So ist das nun Mal, der Mensch vergisst, wenn er lebt. Er muss seine Erinnerungen auf heben, wenn er sich erinnern will oder er verzichtet auf Überflüssiges.
Ich habe noch etliche Bilder von Menschen, die ich nicht oder nicht mehr kenne. Es wird Zeit.
Damit daraus kein "Sperrmüll" wird.

Sonntag, 14. September 2014

14.9. - Nachwort

Morgens letztmaliges Frühstück im Hotel, etwas Wehmut ist dabei. Meinen Fußweg zum Krankenhaus werde ich nicht noch einmal gehen. Bin etwas früher dran wegen der Abholung um 11 Uhr. Die Sonne scheint im schönsten Widerstreit mit meinen Gefühlen.
Am Krankenhaus gibt es ein Problem, eine ältere Dame versucht mir resolut den Zutritt zu verwehren, es sei noch keine Besuchszeit. Ich gebe aber nicht nach und erkläre ihr das mit dem Flughafen.
Auf der Station heißt es: Abholung zum Flughafen ist erst um 16 Uhr. Auch das glaube ich nicht.
Ich kontaktiere den ADAC, der zunächst dabei bleibt, doch auch die Reiseleiterin Sirli hat als Abholzeit 16 Uhr angegeben.

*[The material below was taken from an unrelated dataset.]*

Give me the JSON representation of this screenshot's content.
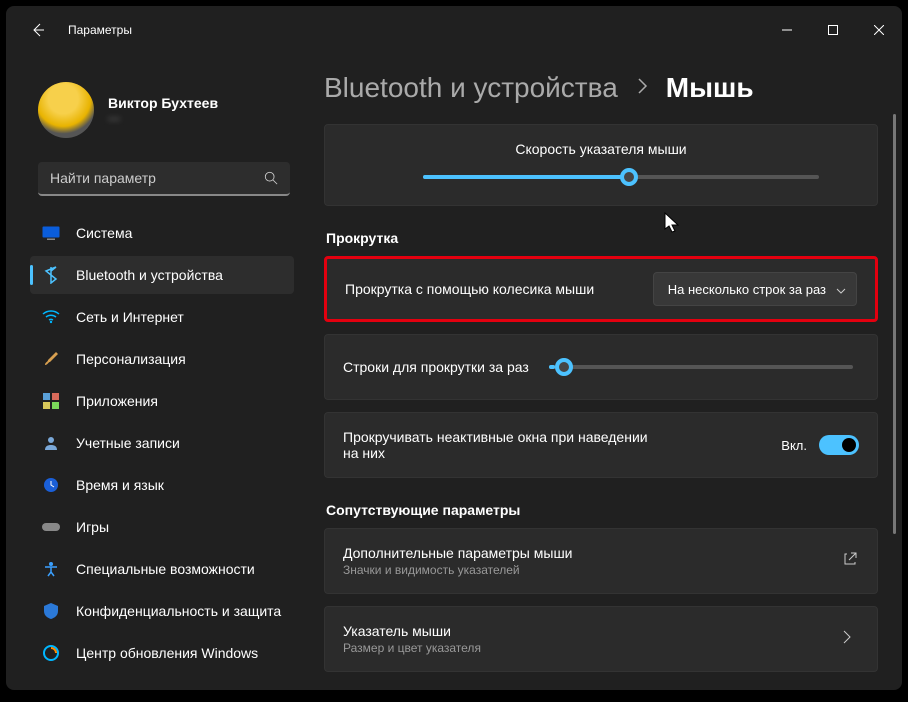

Die Angst geht um bei mir und meiner Frau, werden wir heute wieder unseren Heimflug verpassen?
Schließlich meldet sich der ADAC und bittet um Entschuldigung, unsere Abflugzeit sei mit der eines anderen Notfalls verwechselt worden. 15 Uhr wäre richtig.

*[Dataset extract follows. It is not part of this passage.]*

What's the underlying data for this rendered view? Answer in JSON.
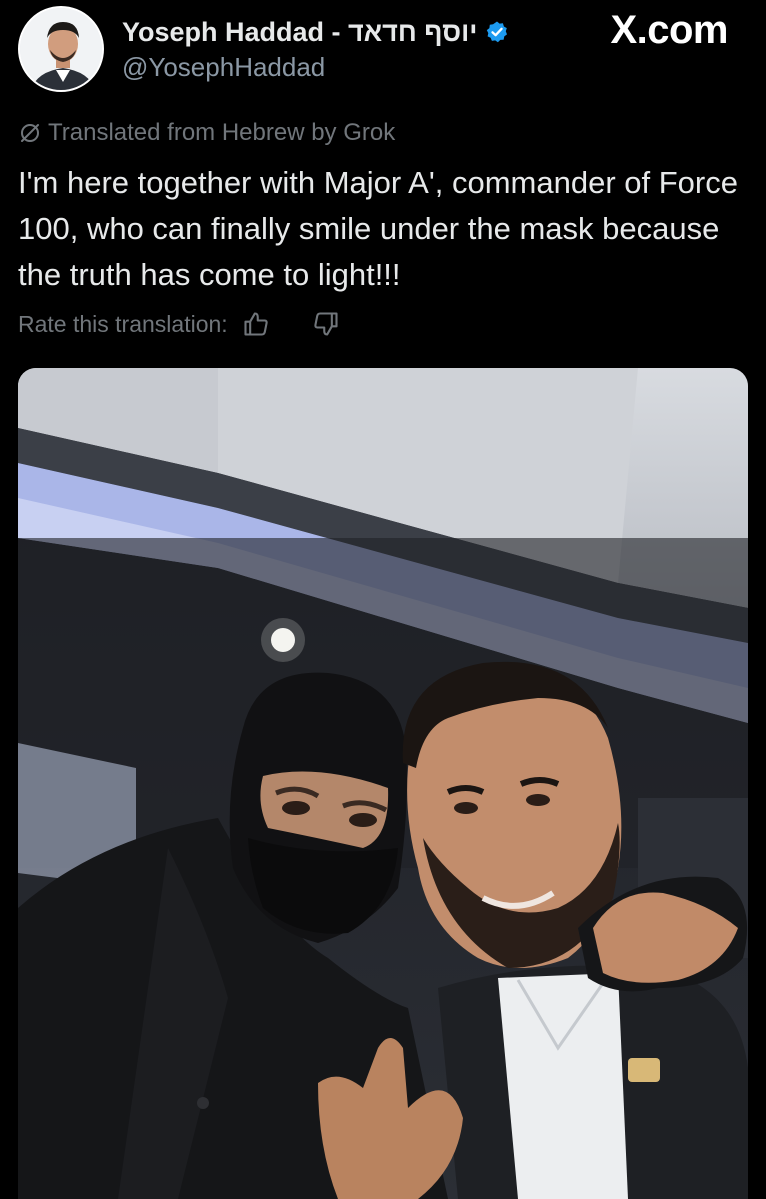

Wieder rätseln, warum die Zeitangaben unterschiedlich sind. Heute Mittag wollen wir was anderes als Krankenhauskost. So gehe ich noch einmal im kleinen Einkaufscenter etwas holen. Ein unverhoffter Abschiedsgang. Alles kann ich wie immer mit der Kreditkarte bezahlen. Wir essen zusammen in ihrem Zimmer, dass nun bald neu belegt werden wird.
Aber können wir sicher sein?
Das Krankenhaus ist für die Bestellung des Krankentransports zuständig. Ich interveniere, die Zeit sei doch zu kurz, wenn wir schon um 17.20 fliegen sollen. Schließlich wird uns 15 Uhr zugesagt.

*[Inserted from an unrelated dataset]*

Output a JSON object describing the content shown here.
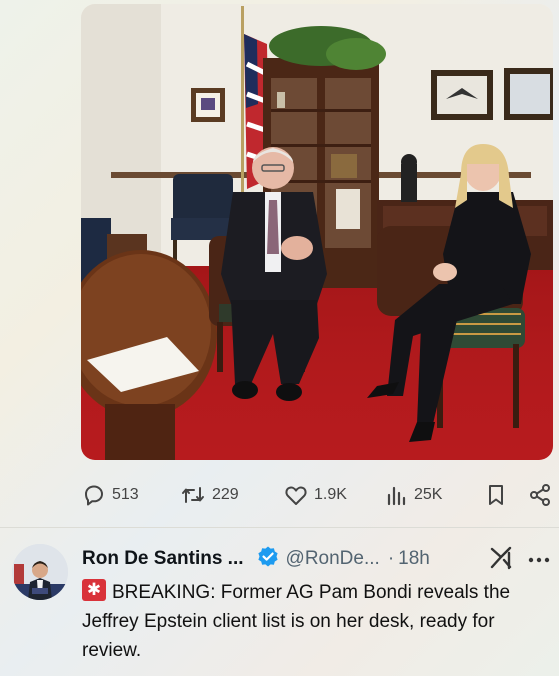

Meine Frau ist reisefertig, liegt auf dem Bett, wir warten, 15 Uhr verstreicht, es passiert nichts.
Die kommen erst um 16 Uhr, denken wir. Doch gegen 15.30 Uhr passiert das Wunder, ein Trupp Sanitäter stürmt die Station. Sichtlich schlecht gelaunt, ein kahl Geschorener und eine Frau, die ständig nickt, wenn man etwas sagt. Der Kahle zwingt meine Frau, das falsche Bein beim Umsteigen vom Bett auf die Transportliege zu belasten. Dann geht es im Eiltempo hinaus. Kein Abschied, kein Glückwunsch begleiten uns. Das Personal ist nicht unfreundlich, aber wir sind Fremde geblieben.
Der Weg vom Ida-Tallinna zum Flughafen ist nicht sehr weit, bald wird klar, warum die Sanitäter erst spät fahren wollten. Am Flughafen ist die Maschine noch nicht da. Wir müssen durch eine separate Sicherheitskontrolle. Sowohl meine liegende Frau als auch ich werden separat voneinander kontrolliert und abgetastet. Dann sehen wir uns im Krankenwagen wieder. Warten, warten auf die Lufthansa-Maschine aus Deutschland. Schließlich ist sie da.  
Ein deutscher Sanitäter kommt auf unseren Wagen zu, stellt sich vor, ist freundlich. Ob wir die Tickets haben, ich verneine. Er kümmert sich. Spricht mit den estnischen Kollegen. Es dauert, er kommt mit den Tickets und unseren Ausweisen zurück. Wir fahren zur Maschine, der Hintereingang ist uns vorbehalten.
Eine Zwischenwand wird entfernt. Meine Frau wird auf den Transport umgebettet. Vier starke Männer müssen das Transportbett mit meiner Frau nun anheben und über den hinteren Sitzplätzen montieren.
Meiner Frau bleibt der Blick zur Kabinendecke.
Der Sanitäter nimmt auf einem der so "überdachten" Sitze Platz, ich als Vollzahler in der Reihe daneben.
Wir werden noch vom Flugkapitän begrüßt werden. Beim Start unterhalte ich mit dem Sanitäter über seinen Job als Rückholer. Während Estland unter uns zurück bleibt, erzählt er, dass er bei Transporten aus exotischen Ländern selbst die ein oder andere Hotelübernachtung machen muss, bis der Rückflug nach Deutschland möglich ist.

Später werde ich schreiben: nun sitze ich schon den zweiten Tag wieder im Zug zur Arbeit. Möchte ein bisschen Estland in mir mitnehmen und weiß, dass es nicht gelingen wird.